“Oliva Denaro”, un “no” per cambiare la storia

venerdì 2 settembre 2022


Se nasci gemella di un fratello maschio nella Sicilia degli anni Sessanta, sei di certo su una “sliding door”. Se, poi, hai per sorella maggiore una che si chiama Fortunata, alla quale capita di abortire dopo essere stata violentemente picchiata dal proprio marito che ne rinnega la paternità, benché costretto a sposarla proprio a causa di quella gravidanza, allora sei sull’otto volante senza la cintura allacciata. Perché una femmina adolescente che ha avuto le “sue cose” è perennemente a rischio di ridursi a una brocca rotta che, come una “carta sporca, nessuno se la riporta”, ovvero diventa una persona disonorata, praticamente impossibile da maritare in quella parte di profondo Sud.

Viola Ardone, con la sua ultima opera, Oliva Denaro (Einaudi editore 2021), ricostruisce in versione romanzata una storia vera, tratta da un fatto clamoroso di cronaca effettivamente accaduto nella seconda metà degli anni Sessanta ad Alcamo (Martorana, nel romanzo), in provincia di Trapani. Protagonista di quel dramma fu Franca Viola, figlia di contadini e fidanzata a un figlio di un mafioso locale. Dopo la rottura del fidanzamento, la famiglia di Viola fu assoggettata a una serie di violente minacce e intimidazioni: il loro vigneto venne distrutto e il casolare annesso bruciato. Finché l’ex fidanzato, Filippo Melodia, decise di rapirla con l’aiuto di ben dodici complici. Franca fu violentata, malmenata e lasciata a digiuno, quindi tenuta segregata per otto giorni.

Cosicché i suoi genitori non solo fecero arrestare il Melodia, ma rifiutarono la così detta paciata, convenzione sociale non scritta per mettere le famiglie dinnanzi al fatto compiuto del matrimonio riparatore che, avendo già compiuto Franca i 14 anni, per l’articolo 544 del Codice penale di allora (noto come il “Codice Rocco”), poi abrogato mezzo secolo dopo la sua promulgazione con la Legge 442/81, estingueva il reato sia per il Melodia che per i suoi complici, purché la vittima avesse acconsentito.

Ma Franca, per la prima volta nella storia, disse per l’appunto “No”, e Melodia venne condannato in primo grado a 11 anni di prigione, poi confermati in Cassazione. Il racconto della Ardone descrive magistralmente quel dramma secolare (il rapimento a scopo di matrimonio) che ha trovato una soluzione giuridica solo verso la fine degli anni Settanta, grazie alle battaglie e alle lotte di tante donne semplici e coraggiose di tutte le classi sociali.

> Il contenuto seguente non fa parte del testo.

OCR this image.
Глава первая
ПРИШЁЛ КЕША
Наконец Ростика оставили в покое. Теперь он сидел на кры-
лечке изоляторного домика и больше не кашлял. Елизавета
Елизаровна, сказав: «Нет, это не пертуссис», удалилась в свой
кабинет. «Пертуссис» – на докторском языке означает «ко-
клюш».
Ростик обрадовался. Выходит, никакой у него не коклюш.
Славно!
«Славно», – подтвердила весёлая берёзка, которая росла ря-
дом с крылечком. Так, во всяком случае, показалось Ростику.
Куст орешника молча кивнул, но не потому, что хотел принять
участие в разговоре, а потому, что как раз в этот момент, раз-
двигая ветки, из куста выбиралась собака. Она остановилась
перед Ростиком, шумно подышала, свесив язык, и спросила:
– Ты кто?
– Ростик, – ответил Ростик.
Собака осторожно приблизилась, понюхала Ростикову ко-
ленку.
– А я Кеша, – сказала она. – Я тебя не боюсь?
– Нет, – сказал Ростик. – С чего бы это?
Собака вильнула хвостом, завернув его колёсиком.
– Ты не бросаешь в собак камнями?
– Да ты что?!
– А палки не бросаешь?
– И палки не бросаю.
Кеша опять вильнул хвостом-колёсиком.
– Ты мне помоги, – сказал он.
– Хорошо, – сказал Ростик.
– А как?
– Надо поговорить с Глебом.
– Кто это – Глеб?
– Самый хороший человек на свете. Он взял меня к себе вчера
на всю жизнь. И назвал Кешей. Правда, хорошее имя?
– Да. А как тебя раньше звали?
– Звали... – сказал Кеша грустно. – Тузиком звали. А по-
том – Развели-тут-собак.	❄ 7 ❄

Quando nacque Oliva, all’inizio degli anni Cinquanta, in Italia esisteva ancora il “delitto d’onore” (articolo 587 del Codice Rocco, per cui si veniva condannati a pene detentive lievi per (pluri)omicidio, se attuato quest’ultimo per vendicare l’onor proprio o della famiglia di appartenenza), mentre lo stupro era considerato un reato contro la morale e non contro la persona e, per tale motivo, punito con sanzioni lievi. Occorrerà attendere altri 15 anni dal 1981 perché lo stupro venga finalmente considerato nel 1996 come un reato “contro la persona”.

Nel romanzo, al centro di quell’universo gretto e provinciale (descritto con la tecnica del “Cristo Velato”, in cui il tessuto della Sindone non è di lino ma di marmo sottilissimo), la Ardone colloca la sua specialissima capanna del Presepe, con la Madre-Madonna calabrese, sartina di paese dai costumi più che austeri che vive di frasi fratte proverbiali, tratte dalla storia millenaria della sua terra di Calabria, e ha il terrore di “Che cosa dirà la gente”, avendo due figlie nubili da maritare.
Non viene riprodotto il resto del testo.